Marcos Antônio de Moraes, Doutor em Literatura Brasileira pela Universidade de São Paulo. Atualmente é pesquisador e docente do Instituto de Estudos Brasileiros da Universidade de São Paulo. Tem experiência na área de Letras, com ênfase em Historiografia Literária Brasileira, desenvolvendo pesquisas nos seguintes campos: epistolografia brasileira, memorialismo brasileiro, modernismo brasileiro, obra de Mário de Andrade, crítica genética e textual. Membro da Equipe Mário de Andrade, no Instituto de Estudos Brasileiros.

Max Gimenes , bacharel e licenciado em ciências sociais e mestre em sociologia pela FFLCH-USP. Atua como editor e como pesquisador nas áreas de sociologia da cultura e dos intelectuais e de pensamento político brasileiro, desenvolvendo atualmente investigações sobre a vida e a obra de Antonio Candido. Faz parte do Grupo Interdisciplinar de Teoria Crítica (Grite) da FFLCH-USP.

Leandro Garcia, pós-doutor e doutor em Estudos Literários pela PUC-Rio, pós-doutor em Teologia pela Faculdade de Filosofia e Teologia de Belo Horizonte, professor de Teoria Literária e Literatura Comparada da UFMG, diretor do Acervo dos Escritores Mineiros da UFMG. É especialista na obra de Alceu Amoroso Lima, especialmente a sua epistolografia.
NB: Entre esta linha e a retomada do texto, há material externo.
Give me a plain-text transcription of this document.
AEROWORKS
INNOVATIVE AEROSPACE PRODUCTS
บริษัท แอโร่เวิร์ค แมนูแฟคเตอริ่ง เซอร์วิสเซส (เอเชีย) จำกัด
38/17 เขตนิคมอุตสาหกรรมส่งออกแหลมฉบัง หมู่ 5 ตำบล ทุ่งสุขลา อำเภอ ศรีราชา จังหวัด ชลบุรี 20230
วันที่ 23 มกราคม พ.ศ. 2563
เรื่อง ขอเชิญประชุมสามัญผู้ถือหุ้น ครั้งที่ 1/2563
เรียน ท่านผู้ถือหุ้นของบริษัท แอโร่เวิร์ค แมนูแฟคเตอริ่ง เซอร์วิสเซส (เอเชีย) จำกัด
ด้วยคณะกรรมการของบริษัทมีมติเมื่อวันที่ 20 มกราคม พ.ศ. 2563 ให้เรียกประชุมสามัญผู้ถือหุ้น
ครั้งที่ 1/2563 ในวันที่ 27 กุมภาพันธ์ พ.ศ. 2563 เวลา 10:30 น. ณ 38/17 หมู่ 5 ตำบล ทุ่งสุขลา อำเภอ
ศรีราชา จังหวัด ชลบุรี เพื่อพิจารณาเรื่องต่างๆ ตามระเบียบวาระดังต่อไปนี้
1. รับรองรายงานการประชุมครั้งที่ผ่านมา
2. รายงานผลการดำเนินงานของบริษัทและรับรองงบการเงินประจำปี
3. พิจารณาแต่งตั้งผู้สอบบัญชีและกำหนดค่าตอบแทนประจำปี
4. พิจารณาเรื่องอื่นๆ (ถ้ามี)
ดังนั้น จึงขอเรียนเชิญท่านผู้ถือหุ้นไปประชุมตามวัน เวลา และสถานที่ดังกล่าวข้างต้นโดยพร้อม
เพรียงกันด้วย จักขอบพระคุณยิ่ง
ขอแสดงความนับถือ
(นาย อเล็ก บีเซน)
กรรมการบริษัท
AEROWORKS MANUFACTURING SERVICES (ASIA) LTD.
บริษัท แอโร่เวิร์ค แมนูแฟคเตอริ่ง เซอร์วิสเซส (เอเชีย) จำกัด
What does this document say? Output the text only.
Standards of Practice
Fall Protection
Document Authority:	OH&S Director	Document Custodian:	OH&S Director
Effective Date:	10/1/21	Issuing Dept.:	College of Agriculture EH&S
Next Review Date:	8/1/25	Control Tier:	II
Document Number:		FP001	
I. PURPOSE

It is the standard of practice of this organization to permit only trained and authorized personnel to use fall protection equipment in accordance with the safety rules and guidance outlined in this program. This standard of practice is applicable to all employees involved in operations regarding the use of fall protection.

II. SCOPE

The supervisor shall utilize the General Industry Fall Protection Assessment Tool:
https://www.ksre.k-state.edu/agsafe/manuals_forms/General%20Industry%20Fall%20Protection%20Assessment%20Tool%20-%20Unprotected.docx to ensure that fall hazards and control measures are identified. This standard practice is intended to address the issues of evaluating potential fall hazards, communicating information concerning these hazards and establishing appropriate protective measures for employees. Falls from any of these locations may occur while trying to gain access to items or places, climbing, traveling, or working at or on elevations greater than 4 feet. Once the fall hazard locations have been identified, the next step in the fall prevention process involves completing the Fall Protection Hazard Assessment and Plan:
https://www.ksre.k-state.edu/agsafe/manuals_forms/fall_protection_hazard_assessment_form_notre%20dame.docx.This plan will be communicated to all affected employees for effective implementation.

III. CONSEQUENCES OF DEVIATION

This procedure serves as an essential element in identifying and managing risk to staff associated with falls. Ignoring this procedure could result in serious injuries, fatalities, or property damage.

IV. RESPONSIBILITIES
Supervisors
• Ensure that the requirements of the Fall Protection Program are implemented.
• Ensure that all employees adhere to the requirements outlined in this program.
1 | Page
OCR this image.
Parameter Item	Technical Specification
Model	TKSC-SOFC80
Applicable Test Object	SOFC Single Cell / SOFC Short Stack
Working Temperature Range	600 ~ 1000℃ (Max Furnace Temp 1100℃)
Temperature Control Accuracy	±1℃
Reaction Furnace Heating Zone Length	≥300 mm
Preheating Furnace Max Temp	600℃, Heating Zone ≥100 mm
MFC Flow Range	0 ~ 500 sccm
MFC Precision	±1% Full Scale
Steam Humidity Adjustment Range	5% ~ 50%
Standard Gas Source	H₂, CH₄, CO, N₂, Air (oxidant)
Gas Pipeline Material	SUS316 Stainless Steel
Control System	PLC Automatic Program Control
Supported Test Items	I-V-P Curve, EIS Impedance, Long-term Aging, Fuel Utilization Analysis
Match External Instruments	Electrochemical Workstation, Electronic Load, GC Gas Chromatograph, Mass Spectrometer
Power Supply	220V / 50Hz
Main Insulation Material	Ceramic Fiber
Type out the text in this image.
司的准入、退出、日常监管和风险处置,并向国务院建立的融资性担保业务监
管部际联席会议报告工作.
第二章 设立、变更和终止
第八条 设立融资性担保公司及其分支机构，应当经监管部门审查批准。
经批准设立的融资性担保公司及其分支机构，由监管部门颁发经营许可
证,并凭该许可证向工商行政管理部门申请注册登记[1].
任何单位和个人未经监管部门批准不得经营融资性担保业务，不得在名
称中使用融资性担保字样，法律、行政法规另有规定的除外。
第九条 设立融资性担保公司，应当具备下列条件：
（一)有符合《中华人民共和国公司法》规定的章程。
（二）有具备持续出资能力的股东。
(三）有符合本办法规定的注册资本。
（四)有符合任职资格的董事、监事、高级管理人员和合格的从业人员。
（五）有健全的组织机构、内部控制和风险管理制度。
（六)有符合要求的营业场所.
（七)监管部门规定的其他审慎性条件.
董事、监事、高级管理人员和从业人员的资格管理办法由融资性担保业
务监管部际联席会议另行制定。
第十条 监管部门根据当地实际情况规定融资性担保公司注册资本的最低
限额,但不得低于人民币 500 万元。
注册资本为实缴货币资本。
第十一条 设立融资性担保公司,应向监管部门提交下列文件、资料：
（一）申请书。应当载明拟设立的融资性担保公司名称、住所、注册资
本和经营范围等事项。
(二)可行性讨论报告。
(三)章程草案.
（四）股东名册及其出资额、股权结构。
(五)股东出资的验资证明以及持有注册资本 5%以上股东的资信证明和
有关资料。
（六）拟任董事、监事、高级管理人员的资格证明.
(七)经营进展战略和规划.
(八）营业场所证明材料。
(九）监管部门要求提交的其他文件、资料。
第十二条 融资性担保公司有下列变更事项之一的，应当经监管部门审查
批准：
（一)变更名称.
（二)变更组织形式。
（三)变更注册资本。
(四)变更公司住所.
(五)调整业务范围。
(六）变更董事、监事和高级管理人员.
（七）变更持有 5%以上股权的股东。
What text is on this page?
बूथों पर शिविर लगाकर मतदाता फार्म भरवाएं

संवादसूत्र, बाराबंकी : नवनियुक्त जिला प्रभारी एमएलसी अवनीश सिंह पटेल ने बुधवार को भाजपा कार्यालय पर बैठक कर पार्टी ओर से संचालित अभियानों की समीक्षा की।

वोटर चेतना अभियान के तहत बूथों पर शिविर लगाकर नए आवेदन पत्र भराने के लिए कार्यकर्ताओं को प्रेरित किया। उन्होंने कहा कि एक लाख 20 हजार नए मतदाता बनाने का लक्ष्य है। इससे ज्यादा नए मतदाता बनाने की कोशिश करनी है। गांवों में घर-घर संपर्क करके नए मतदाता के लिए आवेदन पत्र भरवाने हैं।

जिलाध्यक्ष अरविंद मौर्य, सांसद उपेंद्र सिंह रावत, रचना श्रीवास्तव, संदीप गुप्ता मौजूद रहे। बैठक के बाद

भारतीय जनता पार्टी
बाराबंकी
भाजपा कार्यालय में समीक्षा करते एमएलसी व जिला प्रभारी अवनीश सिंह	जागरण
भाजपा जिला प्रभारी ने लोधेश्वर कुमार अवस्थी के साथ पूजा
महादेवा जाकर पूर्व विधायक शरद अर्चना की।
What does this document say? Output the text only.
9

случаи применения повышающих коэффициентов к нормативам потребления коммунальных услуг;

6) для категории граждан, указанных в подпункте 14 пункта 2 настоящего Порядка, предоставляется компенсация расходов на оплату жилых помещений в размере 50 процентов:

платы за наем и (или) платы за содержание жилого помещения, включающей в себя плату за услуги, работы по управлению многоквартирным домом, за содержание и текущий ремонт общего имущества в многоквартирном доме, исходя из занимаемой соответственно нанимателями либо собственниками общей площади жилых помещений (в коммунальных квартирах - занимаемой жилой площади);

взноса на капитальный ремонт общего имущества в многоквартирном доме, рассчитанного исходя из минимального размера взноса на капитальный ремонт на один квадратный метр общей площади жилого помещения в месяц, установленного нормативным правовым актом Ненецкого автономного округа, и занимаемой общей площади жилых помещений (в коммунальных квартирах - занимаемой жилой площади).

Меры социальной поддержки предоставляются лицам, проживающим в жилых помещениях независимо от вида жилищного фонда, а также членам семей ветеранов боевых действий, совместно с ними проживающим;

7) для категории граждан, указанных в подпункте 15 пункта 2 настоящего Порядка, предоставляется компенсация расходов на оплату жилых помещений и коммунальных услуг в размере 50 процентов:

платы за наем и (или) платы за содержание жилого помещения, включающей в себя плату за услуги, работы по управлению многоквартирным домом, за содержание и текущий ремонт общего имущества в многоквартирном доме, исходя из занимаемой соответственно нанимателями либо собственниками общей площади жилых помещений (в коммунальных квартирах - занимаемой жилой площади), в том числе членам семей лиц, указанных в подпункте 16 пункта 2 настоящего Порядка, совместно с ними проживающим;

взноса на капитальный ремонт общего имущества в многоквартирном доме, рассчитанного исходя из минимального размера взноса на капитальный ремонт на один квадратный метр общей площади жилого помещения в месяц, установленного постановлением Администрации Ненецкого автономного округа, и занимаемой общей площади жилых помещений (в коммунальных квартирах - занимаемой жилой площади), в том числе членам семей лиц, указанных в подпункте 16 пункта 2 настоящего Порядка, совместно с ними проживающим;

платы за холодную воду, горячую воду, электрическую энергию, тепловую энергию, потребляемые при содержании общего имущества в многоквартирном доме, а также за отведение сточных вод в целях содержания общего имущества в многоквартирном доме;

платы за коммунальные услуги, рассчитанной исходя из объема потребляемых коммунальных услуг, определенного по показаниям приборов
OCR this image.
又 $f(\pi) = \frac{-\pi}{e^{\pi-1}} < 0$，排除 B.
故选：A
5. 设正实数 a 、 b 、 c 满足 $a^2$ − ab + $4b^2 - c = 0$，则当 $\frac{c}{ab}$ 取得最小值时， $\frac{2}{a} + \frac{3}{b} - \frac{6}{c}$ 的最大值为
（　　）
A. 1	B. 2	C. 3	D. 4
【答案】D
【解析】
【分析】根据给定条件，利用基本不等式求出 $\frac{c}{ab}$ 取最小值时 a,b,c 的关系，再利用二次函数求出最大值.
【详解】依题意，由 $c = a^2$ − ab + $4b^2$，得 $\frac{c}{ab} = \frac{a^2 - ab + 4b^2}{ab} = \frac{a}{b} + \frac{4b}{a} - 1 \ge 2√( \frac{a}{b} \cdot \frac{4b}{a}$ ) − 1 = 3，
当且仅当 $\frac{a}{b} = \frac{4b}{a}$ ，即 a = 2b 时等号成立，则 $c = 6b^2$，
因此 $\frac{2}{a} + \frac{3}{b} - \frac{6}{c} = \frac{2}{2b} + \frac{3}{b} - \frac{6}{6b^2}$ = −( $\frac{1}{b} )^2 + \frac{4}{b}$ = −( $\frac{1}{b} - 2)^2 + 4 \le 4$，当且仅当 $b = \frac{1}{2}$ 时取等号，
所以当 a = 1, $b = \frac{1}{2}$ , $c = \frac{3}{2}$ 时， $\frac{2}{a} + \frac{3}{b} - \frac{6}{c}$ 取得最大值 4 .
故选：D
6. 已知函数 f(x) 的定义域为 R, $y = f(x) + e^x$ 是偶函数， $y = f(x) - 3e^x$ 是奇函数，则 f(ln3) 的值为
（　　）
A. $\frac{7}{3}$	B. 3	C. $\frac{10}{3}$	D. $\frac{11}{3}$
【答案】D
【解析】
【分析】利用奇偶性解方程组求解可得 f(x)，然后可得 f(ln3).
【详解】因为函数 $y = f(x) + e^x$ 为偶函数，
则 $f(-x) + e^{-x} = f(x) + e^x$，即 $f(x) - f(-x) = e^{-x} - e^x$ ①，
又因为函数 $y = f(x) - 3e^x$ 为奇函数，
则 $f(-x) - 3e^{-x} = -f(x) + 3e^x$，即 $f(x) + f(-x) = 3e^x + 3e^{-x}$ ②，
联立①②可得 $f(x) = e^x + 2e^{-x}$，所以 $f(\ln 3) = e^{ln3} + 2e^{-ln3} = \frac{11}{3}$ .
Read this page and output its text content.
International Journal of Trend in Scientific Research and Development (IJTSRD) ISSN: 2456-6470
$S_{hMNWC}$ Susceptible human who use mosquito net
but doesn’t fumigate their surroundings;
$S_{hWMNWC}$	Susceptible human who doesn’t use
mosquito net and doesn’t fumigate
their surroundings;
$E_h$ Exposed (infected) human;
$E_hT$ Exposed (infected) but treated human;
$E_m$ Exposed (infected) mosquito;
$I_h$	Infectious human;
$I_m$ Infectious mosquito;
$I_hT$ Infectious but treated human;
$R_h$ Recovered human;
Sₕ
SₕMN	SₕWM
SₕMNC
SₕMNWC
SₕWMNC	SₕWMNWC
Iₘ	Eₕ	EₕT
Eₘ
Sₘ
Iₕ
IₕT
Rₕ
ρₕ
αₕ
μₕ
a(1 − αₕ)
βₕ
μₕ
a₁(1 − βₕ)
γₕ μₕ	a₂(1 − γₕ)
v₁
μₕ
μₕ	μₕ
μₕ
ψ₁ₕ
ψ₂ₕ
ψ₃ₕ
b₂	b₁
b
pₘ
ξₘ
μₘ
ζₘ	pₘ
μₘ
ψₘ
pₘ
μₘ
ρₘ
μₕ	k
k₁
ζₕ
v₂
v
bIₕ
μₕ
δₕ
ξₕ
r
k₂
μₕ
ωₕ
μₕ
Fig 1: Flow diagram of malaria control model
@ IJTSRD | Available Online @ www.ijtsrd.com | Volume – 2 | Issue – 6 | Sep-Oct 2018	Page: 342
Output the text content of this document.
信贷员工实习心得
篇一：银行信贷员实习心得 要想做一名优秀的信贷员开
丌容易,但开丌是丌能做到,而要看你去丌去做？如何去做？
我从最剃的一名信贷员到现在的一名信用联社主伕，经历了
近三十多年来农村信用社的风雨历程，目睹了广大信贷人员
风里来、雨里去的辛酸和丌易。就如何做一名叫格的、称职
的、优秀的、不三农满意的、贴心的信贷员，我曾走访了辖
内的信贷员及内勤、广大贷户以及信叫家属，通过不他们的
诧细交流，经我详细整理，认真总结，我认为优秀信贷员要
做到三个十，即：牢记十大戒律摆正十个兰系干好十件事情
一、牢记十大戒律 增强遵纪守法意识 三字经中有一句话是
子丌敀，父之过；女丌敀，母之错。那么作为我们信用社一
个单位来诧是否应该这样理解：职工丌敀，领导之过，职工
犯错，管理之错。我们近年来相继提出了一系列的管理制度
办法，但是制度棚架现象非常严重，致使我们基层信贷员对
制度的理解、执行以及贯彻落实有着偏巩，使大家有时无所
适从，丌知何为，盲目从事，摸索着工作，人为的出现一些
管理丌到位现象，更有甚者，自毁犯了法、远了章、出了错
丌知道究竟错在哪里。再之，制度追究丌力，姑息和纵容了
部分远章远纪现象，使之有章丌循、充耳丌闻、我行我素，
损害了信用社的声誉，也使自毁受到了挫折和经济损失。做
Paulo Vannuchi é graduado em jornalismo pela Escola de Comunicações e Artes da Universidade de São Paulo, onde estudou de 1977 a 1980, com mestrado em ciência política também pela USP. Ocupou o cargo de Ministro de Estado Chefe da Secretaria Especial de Direitos Humanos da Presidência da República, de 21 de dezembro de 2005 a 31 de dezembro de 2010, tendo sido Presidente do Conselho de Defesa dos Direitos da Pessoa Humana, da Comissão Nacional para a Erradicação do Trabalho Escravo e do Comitê Nacional de Prevenção e Combate à Tortura no Brasil. Foi co-fundador do Instituto Cajamar e assessor político da direção nacional do Partido dos Trabalhadores do Brasil. Foi também secretário executivo da coordenação nacional da campanha Lula Presidente, em 1994 e 2002. Ocupou vários cargos, inclusive o de Presidente, no Instituto Cidadania, atual Instituto Lula. Ocupou o cargo de Ministro de Estado Chefe da Secretaria Especial de Direitos Humanos da Presidência da República, de 21 de dezembro de 2005 a 31 de dezembro de 2010, tendo sido Presidente do Conselho de Defesa dos Direitos da Pessoa Humana, da Comissão Nacional para a Erradicação do Trabalho Escravo e do Comitê Nacional de Prevenção e Combate à Tortura no Brasil.

Passoca,  cantor e compositor. Lançou o primeiro disco, um compacto, em 1978. Desde então, lançou mais seis discos e participou de alguns outros, como os do projeto “Violeiros do Brasil”.